田島の蹴りが顔面に入りそうになる。最後はステージ中央で両足を掴まれ動けない田島。(ギターのコードをブンブン振り回してました < 自分)

 「ありがとうっ!」で二人ともステージを降りる。アンコールの拍手は止まず、L?K?O のみ帰還。どうやら「DJプレイ」らしい。「ちょっと休ませて」というので「ごゆっくりー!」と答える。
 L?K?O のソロプレイははじめて観た。楽器としてのターンテーブルの役割がよくわかる絶好の機会だった。左手の指の動きがその秘訣らしい。レコードのスネアの音の部分だけを何度もコスってリズムを取ったりもしているようだった(本当にそんな風にできるのか知らないが…)。選曲よりもそういう技を見るべきプレイヤーなのだろう。みんな一心不乱に見つめるものだから「普通にDJしているだけだからねー」と恥ずかしそうに叫ぶL?K?O。しまいにはコスリで拍手をもらって照れていた。次のツアーでは、開演前にでもプレイしてくれればいいのに。

 最後にMC登場で、冬ツアーの予告をして終了。外に出ると23:00だった。
 そのあと、行き着けのビアバーへ行き、ハンバーガーをダブルで頼んで食べた。満腹。



前座バンドについても。

 「Merorobo」はスリ−ピ−スバンド。SONIC YOUTH 的チューニングでノイズをまき散らし、ドゥームっぽい音でキャッチーなリフを刻む。もしほんとにオリジナル・ラヴをリスペクトしてるのなら、相当なマニアでなければならない(笑)。ベースのTシャツが「Blanky Jet City」で、それが如実にバンドの方向性を物語っていた。音のまとまりが良かったので聞き苦しくはなかった(自分はね)。

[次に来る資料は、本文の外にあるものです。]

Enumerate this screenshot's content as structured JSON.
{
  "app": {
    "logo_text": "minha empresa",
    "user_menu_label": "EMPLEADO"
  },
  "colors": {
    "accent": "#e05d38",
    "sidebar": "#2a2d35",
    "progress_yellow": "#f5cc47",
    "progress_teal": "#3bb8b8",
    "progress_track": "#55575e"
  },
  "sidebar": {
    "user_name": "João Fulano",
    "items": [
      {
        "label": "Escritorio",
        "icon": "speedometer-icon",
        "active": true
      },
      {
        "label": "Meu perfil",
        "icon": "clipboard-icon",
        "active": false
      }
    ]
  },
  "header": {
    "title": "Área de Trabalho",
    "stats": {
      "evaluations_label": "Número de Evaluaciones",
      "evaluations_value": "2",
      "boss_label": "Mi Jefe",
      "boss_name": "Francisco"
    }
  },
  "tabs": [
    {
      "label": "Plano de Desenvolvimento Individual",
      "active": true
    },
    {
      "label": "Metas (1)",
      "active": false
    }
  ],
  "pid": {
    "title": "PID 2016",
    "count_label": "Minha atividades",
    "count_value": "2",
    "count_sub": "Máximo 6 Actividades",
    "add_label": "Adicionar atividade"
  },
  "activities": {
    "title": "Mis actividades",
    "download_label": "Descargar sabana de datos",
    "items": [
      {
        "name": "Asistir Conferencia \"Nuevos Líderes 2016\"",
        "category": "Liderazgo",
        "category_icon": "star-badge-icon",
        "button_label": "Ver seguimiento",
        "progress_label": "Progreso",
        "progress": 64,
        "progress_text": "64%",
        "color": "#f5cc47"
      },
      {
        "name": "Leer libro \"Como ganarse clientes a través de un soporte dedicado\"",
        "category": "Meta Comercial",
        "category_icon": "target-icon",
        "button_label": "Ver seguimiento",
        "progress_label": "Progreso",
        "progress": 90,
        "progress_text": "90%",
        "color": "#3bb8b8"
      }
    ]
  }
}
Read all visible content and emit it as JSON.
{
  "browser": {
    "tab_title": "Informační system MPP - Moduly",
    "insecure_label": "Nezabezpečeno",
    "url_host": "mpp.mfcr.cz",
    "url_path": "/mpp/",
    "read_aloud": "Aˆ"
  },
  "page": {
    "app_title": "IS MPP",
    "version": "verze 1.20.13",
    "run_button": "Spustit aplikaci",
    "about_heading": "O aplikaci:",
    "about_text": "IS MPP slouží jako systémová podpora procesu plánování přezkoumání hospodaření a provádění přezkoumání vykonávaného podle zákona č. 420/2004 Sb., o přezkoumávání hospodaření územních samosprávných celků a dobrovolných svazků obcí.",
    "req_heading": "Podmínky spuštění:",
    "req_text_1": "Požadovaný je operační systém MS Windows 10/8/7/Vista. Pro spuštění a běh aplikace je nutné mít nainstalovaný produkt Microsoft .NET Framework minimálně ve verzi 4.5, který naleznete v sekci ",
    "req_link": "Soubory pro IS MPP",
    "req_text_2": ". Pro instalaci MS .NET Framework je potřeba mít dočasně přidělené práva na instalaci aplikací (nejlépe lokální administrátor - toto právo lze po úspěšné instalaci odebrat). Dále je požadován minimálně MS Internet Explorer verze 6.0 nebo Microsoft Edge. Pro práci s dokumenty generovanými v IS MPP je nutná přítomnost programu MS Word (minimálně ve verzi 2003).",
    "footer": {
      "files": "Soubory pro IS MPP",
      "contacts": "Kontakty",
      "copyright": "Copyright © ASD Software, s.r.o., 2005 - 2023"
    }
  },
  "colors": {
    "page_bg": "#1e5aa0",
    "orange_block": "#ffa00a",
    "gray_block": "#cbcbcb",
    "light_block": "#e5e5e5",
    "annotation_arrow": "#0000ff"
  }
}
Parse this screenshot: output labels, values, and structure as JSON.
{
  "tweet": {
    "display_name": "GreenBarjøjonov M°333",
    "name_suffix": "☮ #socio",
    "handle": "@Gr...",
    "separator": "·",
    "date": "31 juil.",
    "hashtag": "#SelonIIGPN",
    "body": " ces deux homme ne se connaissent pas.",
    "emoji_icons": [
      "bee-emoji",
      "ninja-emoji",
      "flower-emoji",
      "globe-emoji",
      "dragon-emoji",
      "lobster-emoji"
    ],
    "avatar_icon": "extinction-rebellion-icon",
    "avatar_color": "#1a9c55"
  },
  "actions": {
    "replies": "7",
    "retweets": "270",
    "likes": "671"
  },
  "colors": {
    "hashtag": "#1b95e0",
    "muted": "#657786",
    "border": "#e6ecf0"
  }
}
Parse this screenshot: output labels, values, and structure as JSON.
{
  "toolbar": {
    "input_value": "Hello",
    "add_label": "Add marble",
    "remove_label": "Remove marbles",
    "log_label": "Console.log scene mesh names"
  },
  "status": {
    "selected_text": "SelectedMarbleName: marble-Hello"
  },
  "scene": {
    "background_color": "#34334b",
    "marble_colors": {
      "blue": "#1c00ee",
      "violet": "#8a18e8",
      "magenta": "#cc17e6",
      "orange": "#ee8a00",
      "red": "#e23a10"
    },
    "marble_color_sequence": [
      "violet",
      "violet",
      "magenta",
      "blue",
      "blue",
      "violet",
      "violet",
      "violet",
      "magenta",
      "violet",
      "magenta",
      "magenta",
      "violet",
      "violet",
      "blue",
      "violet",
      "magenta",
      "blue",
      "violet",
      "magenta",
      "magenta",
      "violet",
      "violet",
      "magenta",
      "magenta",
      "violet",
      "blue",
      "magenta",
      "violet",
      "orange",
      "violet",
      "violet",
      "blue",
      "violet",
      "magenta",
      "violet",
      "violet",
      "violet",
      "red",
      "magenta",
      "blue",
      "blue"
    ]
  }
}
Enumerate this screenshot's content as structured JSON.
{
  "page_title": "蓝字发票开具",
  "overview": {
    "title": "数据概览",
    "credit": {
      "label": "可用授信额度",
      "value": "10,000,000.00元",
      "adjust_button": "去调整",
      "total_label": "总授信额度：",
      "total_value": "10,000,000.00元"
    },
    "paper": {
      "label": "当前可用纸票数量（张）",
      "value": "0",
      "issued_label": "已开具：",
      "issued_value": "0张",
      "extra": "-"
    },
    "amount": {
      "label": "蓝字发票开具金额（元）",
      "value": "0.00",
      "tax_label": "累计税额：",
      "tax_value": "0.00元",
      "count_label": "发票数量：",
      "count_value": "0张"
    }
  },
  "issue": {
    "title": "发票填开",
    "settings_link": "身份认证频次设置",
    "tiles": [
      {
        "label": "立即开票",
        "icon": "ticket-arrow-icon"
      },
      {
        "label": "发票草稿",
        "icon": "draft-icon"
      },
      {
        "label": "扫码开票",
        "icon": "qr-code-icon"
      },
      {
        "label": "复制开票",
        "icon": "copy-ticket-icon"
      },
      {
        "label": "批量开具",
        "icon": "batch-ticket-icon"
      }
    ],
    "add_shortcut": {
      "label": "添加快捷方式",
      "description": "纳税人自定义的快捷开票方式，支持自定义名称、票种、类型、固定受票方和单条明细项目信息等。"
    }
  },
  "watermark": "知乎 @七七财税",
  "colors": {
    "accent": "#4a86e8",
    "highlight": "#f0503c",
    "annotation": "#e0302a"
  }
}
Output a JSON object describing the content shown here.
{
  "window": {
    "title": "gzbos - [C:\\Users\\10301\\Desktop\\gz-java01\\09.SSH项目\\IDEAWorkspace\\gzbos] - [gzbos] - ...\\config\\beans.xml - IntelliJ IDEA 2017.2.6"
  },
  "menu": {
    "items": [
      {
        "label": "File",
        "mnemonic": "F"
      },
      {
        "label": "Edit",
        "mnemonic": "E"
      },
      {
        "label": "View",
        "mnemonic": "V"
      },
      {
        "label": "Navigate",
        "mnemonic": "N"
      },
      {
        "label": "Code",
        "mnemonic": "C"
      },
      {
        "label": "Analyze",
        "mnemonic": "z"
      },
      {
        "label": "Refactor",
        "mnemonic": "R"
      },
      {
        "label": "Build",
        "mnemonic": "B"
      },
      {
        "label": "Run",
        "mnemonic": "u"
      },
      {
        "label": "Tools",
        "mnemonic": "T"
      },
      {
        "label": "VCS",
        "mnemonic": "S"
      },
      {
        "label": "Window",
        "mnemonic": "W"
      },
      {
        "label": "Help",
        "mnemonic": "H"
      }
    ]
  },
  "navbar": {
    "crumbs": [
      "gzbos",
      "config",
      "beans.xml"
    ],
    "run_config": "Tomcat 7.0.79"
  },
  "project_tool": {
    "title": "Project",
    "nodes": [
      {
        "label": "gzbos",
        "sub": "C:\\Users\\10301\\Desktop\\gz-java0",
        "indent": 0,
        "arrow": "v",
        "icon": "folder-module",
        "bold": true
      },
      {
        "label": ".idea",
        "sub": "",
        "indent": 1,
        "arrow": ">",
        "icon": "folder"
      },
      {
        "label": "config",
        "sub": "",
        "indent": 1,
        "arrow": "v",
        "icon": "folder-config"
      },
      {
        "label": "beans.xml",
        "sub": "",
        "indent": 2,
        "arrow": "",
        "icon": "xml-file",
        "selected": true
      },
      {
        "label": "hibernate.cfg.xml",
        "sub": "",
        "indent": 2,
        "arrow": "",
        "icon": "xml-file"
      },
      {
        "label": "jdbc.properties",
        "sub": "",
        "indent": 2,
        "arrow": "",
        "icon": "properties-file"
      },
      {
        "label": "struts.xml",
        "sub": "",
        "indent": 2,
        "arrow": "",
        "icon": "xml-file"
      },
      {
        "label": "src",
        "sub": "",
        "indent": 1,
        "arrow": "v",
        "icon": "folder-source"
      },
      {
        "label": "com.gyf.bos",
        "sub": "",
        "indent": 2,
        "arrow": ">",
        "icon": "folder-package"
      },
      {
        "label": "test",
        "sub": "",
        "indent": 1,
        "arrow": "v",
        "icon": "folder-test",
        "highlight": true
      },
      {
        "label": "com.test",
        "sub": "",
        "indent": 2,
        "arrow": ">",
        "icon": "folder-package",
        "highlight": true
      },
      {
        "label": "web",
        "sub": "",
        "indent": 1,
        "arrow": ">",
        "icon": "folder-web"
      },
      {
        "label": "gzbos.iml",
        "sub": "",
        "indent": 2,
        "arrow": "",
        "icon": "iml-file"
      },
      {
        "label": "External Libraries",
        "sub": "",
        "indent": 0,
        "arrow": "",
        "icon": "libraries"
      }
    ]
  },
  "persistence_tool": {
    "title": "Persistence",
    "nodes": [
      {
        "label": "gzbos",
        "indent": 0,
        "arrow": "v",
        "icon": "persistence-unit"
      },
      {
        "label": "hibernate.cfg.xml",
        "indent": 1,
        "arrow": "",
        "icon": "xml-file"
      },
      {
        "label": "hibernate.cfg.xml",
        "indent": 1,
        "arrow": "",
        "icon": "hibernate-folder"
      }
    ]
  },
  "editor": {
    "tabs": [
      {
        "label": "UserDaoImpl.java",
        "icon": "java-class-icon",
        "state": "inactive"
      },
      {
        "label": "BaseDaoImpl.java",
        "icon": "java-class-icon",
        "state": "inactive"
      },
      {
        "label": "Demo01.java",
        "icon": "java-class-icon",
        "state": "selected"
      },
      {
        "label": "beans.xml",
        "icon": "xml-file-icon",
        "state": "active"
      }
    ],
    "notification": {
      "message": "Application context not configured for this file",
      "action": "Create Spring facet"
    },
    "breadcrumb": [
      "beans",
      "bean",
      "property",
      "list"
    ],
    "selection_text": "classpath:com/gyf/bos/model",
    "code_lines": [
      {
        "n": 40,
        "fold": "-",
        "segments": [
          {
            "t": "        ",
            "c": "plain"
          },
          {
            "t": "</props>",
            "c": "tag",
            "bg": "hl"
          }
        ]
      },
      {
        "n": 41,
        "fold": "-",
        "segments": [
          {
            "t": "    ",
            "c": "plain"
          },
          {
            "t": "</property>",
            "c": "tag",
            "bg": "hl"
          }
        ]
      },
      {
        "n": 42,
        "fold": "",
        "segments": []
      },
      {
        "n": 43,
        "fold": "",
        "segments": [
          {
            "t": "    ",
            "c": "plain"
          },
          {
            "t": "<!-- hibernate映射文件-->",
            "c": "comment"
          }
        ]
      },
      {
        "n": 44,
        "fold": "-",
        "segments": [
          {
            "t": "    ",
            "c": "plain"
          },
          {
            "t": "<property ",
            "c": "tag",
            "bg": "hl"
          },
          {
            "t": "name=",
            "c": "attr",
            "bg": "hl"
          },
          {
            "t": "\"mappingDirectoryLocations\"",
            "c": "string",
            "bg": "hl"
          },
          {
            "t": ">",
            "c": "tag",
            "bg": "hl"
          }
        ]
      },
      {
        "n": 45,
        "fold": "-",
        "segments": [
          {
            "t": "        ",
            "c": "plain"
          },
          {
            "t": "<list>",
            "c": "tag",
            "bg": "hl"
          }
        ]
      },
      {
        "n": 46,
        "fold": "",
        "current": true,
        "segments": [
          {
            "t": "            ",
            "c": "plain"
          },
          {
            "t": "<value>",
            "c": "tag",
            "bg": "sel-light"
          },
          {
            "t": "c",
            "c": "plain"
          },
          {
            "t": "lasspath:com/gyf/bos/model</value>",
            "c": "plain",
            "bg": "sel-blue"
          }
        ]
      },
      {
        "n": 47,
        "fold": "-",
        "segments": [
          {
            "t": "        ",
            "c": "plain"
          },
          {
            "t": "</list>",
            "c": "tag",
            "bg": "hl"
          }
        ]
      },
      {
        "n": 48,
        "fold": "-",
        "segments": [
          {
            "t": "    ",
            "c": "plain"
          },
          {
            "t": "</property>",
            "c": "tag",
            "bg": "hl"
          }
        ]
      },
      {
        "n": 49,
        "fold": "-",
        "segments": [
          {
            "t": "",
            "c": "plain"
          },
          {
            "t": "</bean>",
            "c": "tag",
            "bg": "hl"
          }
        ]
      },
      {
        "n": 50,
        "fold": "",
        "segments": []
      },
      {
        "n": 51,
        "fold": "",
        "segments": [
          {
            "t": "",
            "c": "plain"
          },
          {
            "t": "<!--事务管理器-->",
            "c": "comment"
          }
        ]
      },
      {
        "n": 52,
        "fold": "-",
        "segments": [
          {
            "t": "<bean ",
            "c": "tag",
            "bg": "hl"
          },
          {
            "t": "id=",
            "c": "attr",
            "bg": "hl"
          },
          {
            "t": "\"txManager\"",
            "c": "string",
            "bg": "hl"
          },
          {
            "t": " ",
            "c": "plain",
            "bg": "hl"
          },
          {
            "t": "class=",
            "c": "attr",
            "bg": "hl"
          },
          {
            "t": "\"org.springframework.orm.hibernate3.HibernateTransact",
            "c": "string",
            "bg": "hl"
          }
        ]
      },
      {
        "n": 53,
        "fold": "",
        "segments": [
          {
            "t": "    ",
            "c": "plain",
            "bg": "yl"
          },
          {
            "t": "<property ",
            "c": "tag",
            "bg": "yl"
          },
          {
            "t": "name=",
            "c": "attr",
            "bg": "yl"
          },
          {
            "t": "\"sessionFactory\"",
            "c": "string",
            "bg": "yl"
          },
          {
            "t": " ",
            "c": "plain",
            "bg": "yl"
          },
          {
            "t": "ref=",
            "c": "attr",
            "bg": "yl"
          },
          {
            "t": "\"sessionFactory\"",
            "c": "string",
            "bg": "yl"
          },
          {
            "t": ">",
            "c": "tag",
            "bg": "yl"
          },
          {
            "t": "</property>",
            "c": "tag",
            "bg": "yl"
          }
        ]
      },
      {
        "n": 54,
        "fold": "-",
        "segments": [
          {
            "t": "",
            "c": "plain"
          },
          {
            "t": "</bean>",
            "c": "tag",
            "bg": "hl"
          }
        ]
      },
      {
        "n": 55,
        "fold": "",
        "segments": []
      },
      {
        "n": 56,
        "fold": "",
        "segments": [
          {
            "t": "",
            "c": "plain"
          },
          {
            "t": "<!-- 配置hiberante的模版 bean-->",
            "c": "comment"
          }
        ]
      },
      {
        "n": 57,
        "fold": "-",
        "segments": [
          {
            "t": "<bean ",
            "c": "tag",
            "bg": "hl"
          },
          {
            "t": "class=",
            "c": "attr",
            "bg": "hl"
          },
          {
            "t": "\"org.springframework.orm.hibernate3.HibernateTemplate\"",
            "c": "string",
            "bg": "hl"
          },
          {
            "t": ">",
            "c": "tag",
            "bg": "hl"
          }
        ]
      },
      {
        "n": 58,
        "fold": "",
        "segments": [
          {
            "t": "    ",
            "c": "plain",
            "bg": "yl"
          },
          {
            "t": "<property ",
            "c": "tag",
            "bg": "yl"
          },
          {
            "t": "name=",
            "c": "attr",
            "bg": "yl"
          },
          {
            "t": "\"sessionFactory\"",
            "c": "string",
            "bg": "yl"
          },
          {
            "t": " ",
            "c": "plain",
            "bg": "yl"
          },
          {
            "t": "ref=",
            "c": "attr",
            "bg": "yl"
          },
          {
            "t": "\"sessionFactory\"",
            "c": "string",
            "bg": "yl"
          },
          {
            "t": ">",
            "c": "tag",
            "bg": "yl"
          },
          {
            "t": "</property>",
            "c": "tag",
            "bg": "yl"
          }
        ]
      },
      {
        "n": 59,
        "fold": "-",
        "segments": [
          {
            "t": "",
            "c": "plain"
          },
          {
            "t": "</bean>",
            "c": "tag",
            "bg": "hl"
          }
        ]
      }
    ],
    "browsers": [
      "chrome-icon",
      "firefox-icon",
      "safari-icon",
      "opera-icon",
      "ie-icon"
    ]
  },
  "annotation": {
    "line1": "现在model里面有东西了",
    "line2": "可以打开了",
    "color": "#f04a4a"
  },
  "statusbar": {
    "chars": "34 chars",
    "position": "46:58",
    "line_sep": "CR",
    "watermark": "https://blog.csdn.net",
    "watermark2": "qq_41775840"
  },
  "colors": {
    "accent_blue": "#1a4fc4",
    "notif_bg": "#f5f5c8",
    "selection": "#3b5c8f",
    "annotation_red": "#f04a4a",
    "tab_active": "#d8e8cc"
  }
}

 その演奏後、最初の「試聴」の合間に、無遠慮なガキどもが隣(最前列)に割り込んできた。「今日はオリジナルラブのイベントなんだからさぁ」とわざとらしいことを言いながら。どうやら次のバンドのグルーピーらしい。バンドメンバー自体もいわゆるスケーターズ・ルックで、やたらとチャラチャラしている。MC も「オリジナル・ラヴにタイマンを売りに言ったんだけどさぁ、『関係者以外立ち入り禁止』で控え室に入れませんでした〜」というもの。
 そんな「アナログキック&デジタルチョップ」、音楽はかなりよかった。ヘヴィネスからジャズまで扱うミクスチャーなんだけど、どの曲もイントロからキャッチーで、メロディーラインもしっかりしている上、黒いノリもしっかりと抑えてある。要は正統的な「不良の音楽」というわけだ。たぶん、オリジナル・ラヴなんて聴いたこともないんだろうなぁと思っていたら、メインの終演後、最後列で目撃した(ちゃんと聴いてたのね)。